1- İhbar olunanın temyiz itirazlarının incelenmesinde;
Dava, ...."a karşı açılmış olup, davalının isteği üzerine ...."a ihbar edilmiştir.
HMK’nin 61 ve devamı maddeleri uyarınca, ihbar olunan kimse davada davalı sıfatını kazanamayacağı gibi aleyhine hüküm de kurulamaz.
Buna göre mahkemece; aleyhinde usulüne uygun dava açılmadığı halde, ihbar olunanın gerekçeli karar başlığında davalı olarak gösterilmesi ve yargılama giderlerinden davalı ... EDAŞ ile birlikte müştereken ve müteselsilen sorumlu tutulması usul ve yasaya aykırıdır.
2- Davacı tarafın temyiz itirazlarının incelenmesinde;
Dava; Türkiye Cumhuriyeti ile .... Cumhuriyeti ve Gürcistan arasında imzalanan uluslararası antlaşma nedeniyle vergiden muaf olduğunu ileri süren davacı şirketten, anlaşma hükümlerine aykırı olarak davalı şirket tarafından tahsil edilen enerji fonu, TRT payı ve belediye tüketim vergisi ile yine davalı şirketin hukuka aykırı olarak Enerji Piyasası Düzenleme Kurulunun düzenleyici işlemleri nedeniyle tahsil ettiği kayıp-kaçak bedelinin istirdadı istemine ilişkindir.

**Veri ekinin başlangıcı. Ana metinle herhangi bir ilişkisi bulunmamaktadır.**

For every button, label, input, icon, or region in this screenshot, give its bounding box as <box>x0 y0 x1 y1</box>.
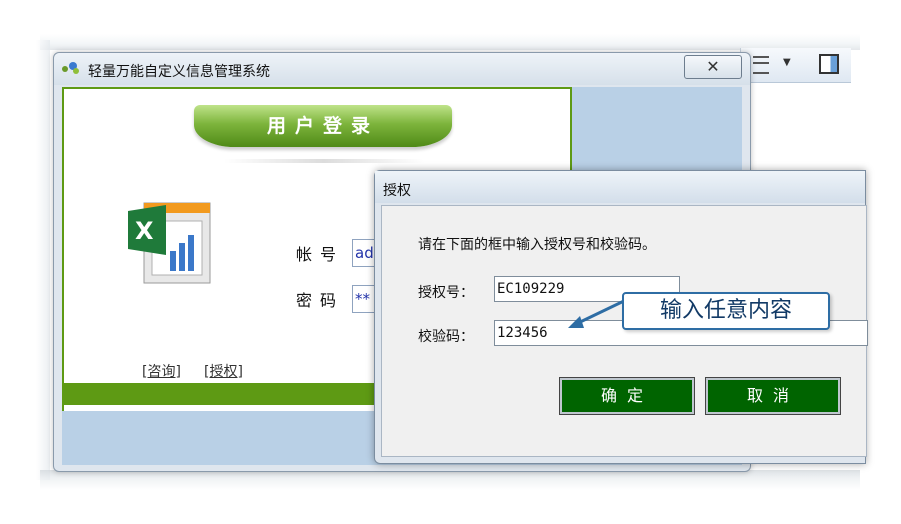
annotation-callout: 输入任意内容 <box>622 292 830 330</box>
auth-dialog-title: 授权 <box>383 183 411 199</box>
password-label: 密码 <box>296 291 345 310</box>
banner-shadow <box>224 159 424 163</box>
auth-instruction: 请在下面的框中输入授权号和校验码。 <box>418 237 656 253</box>
auth-dialog-titlebar: 授权 <box>375 171 865 203</box>
svg-text:X: X <box>135 217 154 245</box>
preview-pane-icon[interactable] <box>819 54 839 74</box>
auth-number-label: 授权号： <box>418 285 474 301</box>
ok-button[interactable]: 确定 <box>559 377 695 415</box>
window-title: 轻量万能自定义信息管理系统 <box>88 64 270 80</box>
list-view-icon[interactable] <box>753 56 769 74</box>
explorer-toolbar: ▼ <box>741 48 851 83</box>
close-button[interactable]: ✕ <box>684 55 742 79</box>
paper-edge-top <box>40 34 860 50</box>
consult-link[interactable]: [咨询] <box>142 361 181 381</box>
chevron-down-icon[interactable]: ▼ <box>783 57 791 68</box>
excel-icon: X <box>128 202 211 284</box>
paper-edge-left <box>36 40 50 480</box>
app-logo-icon <box>62 61 80 75</box>
cancel-button[interactable]: 取消 <box>705 377 841 415</box>
check-code-label: 校验码： <box>418 329 474 345</box>
paper-edge-bottom <box>40 470 860 490</box>
login-banner: 用户登录 <box>194 105 452 147</box>
authorize-link[interactable]: [授权] <box>204 361 243 381</box>
account-label: 帐号 <box>296 245 345 264</box>
login-window-titlebar: 轻量万能自定义信息管理系统 ✕ <box>54 53 750 85</box>
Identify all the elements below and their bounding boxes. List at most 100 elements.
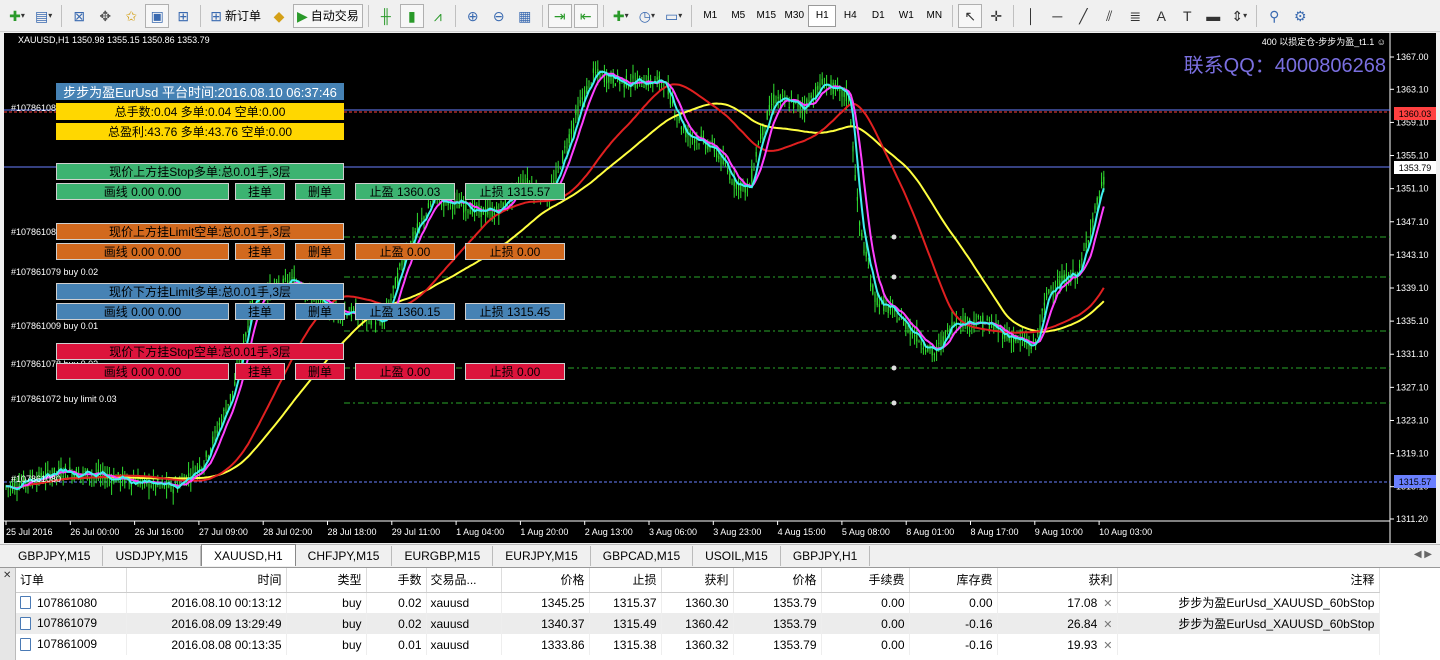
column-header[interactable]: 交易品... [426,568,502,593]
templates-icon[interactable]: ▭ ▾ [661,4,686,28]
stop-sell-delete-button[interactable]: 删单 [295,363,345,380]
new-chart-icon[interactable]: ✚ ▾ [5,4,29,28]
candle-body [614,83,616,86]
symbol-tab[interactable]: CHFJPY,M15 [296,546,393,566]
crosshair-icon[interactable]: ✛ [984,4,1008,28]
timeframe-mn-button[interactable]: MN [920,5,948,27]
text-icon[interactable]: A [1149,4,1173,28]
timeframe-d1-button[interactable]: D1 [864,5,892,27]
limit-sell-delete-button[interactable]: 删单 [295,243,345,260]
search-icon[interactable]: ⚲ [1262,4,1286,28]
data-window-icon[interactable]: ✥ [93,4,117,28]
limit-sell-sl-field[interactable]: 止损 0.00 [465,243,565,260]
column-header[interactable]: 订单 [16,568,127,593]
stop-buy-place-button[interactable]: 挂单 [235,183,285,200]
stop-buy-sl-field[interactable]: 止损 1315.57 [465,183,565,200]
candlestick-icon[interactable]: ▮ [399,3,424,28]
column-header[interactable]: 止损 [589,568,662,593]
stop-sell-place-button[interactable]: 挂单 [235,363,285,380]
symbol-tab[interactable]: XAUUSD,H1 [200,544,296,566]
symbol-tab[interactable]: USDJPY,M15 [103,546,201,566]
indicators-icon[interactable]: ✚ ▾ [609,4,633,28]
timeframe-h4-button[interactable]: H4 [836,5,864,27]
timeframe-h1-button[interactable]: H1 [808,4,837,27]
settings-icon[interactable]: ⚙ [1288,4,1312,28]
strategy-tester-icon[interactable]: ⊞ [171,4,195,28]
limit-buy-sl-field[interactable]: 止损 1315.45 [465,303,565,320]
stop-sell-draw-button[interactable]: 画线 0.00 0.00 [56,363,229,380]
table-cell: 0.00 [821,613,910,634]
table-row[interactable]: 107861009 2016.08.08 00:13:35 buy 0.01 xauus… [16,634,1380,655]
tile-windows-icon[interactable]: ▦ [513,4,537,28]
limit-buy-delete-button[interactable]: 删单 [295,303,345,320]
candle-body [755,151,757,157]
close-icon[interactable]: ✕ [3,570,11,581]
timeframe-m5-button[interactable]: M5 [724,5,752,27]
timeframe-w1-button[interactable]: W1 [892,5,920,27]
symbol-tab[interactable]: GBPCAD,M15 [591,546,694,566]
trendline-icon[interactable]: ╱ [1071,4,1095,28]
column-header[interactable]: 价格 [501,568,590,593]
auto-trading-button[interactable]: ▶ 自动交易 [293,3,363,28]
limit-buy-tp-field[interactable]: 止盈 1360.15 [355,303,455,320]
symbol-tab[interactable]: EURGBP,M15 [392,546,494,566]
column-header[interactable]: 库存费 [909,568,998,593]
metaeditor-icon[interactable]: ◆ [267,4,291,28]
column-header[interactable]: 类型 [286,568,367,593]
candle-body [918,340,920,343]
periods-icon[interactable]: ◷ ▾ [635,4,659,28]
line-chart-icon[interactable]: ⩘ [426,4,450,28]
chart-shift-icon[interactable]: ⇤ [573,3,598,28]
tab-scroll-arrows-icon[interactable]: ◀ ▶ [1414,549,1432,560]
limit-buy-place-button[interactable]: 挂单 [235,303,285,320]
symbol-tab[interactable]: GBPJPY,M15 [6,546,104,566]
stop-sell-sl-field[interactable]: 止损 0.00 [465,363,565,380]
channel-icon[interactable]: ⫽ [1097,4,1121,28]
stop-buy-delete-button[interactable]: 删单 [295,183,345,200]
terminal-icon[interactable]: ▣ [145,3,170,28]
stop-buy-tp-field[interactable]: 止盈 1360.03 [355,183,455,200]
arrows-icon[interactable]: ⇕ ▾ [1227,4,1251,28]
navigator-icon[interactable]: ✩ [119,4,143,28]
timeframe-m1-button[interactable]: M1 [696,5,724,27]
table-row[interactable]: 107861080 2016.08.10 00:13:12 buy 0.02 xauus… [16,592,1380,613]
autoscroll-icon[interactable]: ⇥ [547,3,572,28]
stop-buy-draw-button[interactable]: 画线 0.00 0.00 [56,183,229,200]
symbol-tab[interactable]: EURJPY,M15 [493,546,591,566]
column-header[interactable]: 手数 [366,568,427,593]
column-header[interactable]: 手续费 [821,568,910,593]
symbol-tab[interactable]: USOIL,M15 [693,546,781,566]
label-icon[interactable]: T [1175,4,1199,28]
close-order-icon[interactable]: ✕ [1097,619,1112,631]
shapes-icon[interactable]: ▬ [1201,4,1225,28]
profiles-icon[interactable]: ▤ ▾ [31,4,56,28]
fibonacci-icon[interactable]: ≣ [1123,4,1147,28]
zoom-in-icon[interactable]: ⊕ [461,4,485,28]
horizontal-line-icon[interactable]: ─ [1045,4,1069,28]
column-header[interactable]: 注释 [1117,568,1380,593]
table-row[interactable]: 107861079 2016.08.09 13:29:49 buy 0.02 xauus… [16,613,1380,634]
limit-sell-tp-field[interactable]: 止盈 0.00 [355,243,455,260]
zoom-out-icon[interactable]: ⊖ [487,4,511,28]
timeframe-m30-button[interactable]: M30 [780,5,808,27]
column-header[interactable]: 时间 [126,568,287,593]
close-order-icon[interactable]: ✕ [1097,640,1112,652]
limit-buy-draw-button[interactable]: 画线 0.00 0.00 [56,303,229,320]
column-header[interactable]: 获利 [997,568,1118,593]
table-cell: buy [286,613,367,634]
candle-body [392,285,394,289]
limit-sell-draw-button[interactable]: 画线 0.00 0.00 [56,243,229,260]
column-header[interactable]: 价格 [733,568,822,593]
new-order-button[interactable]: ⊞ 新订单 [206,4,265,28]
bar-chart-icon[interactable]: ╫ [374,4,398,28]
stop-sell-tp-field[interactable]: 止盈 0.00 [355,363,455,380]
column-header[interactable]: 获利 [661,568,734,593]
limit-sell-place-button[interactable]: 挂单 [235,243,285,260]
market-watch-icon[interactable]: ⊠ [67,4,91,28]
price-chart[interactable]: 1367.00 1363.10 1359.10 1355.10 1351.10 1347.… [4,33,1436,543]
vertical-line-icon[interactable]: │ [1019,4,1043,28]
timeframe-m15-button[interactable]: M15 [752,5,780,27]
cursor-icon[interactable]: ↖ [958,3,983,28]
symbol-tab[interactable]: GBPJPY,H1 [781,546,871,566]
close-order-icon[interactable]: ✕ [1097,598,1112,610]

Mahkemece, uluslararası anlaşma uyarınca davacının vergiden muaf olduğu gerekçesiyle enerji fonu, TRT payı ve belediye tüketim vergisine ilişkin istemin kabulüne, kayıp-kaçak bedeline yönelik istemin ise reddine dair verilen ilk karar, tarafların temyizi üzerine Dairemizce; kayıp-kaçak bedeline ilişkin istem yönünden yasa değişikliğinin incelenmesi gerekçesiyle bozulmuş, vergi kalemlerine ilişkin temyiz isteminin ise bozma nedenine göre şimdilik incelenmesine yer olmadığına karar verilmiştir.
Buna göre, mahkemece; davacı tarafça ayrı vakıalara dayanılarak iki alacak kaleminin tahsilinin talep edildiği ve ilk bozma ilamının sadece kayıp-kaçak bedeli istemine ilişkin olduğu gözetilmek suretiyle, davaya konu alacak kalemleri hakkında ayrı ayrı karar verilmesi gerekirken; enerji fonu, TRT payı ve belediye tüketim vergisine ilişkin istem hakkında olumlu veya olumsuz bir karar verilmemesi, HMK"nın 297 nci maddesinin ikinci fıkrası hükmüne aykırıdır.
SONUÇ: HUMK"nun 428 inci maddesi gereğince hükmün; birinci bendde açıklanan nedenlerle ihbar olunan yararına, ikinci bendde açıklanan nedenlerle davacı yararına BOZULMASINA, peşin alınan temyiz harçlarının istek halinde temyiz edenlere iadesine, 6100 sayılı HMK"nun Geçici Madde 3 atfıyla 1086 sayılı HUMK"nun 440 ıncı maddesi gereğince kararın tebliğinden itibaren 15 günlük süre içerisinde karar düzeltme yolu açık olmak üzere, 24/04/2019 tarihinde oy birliğiyle karar verildi.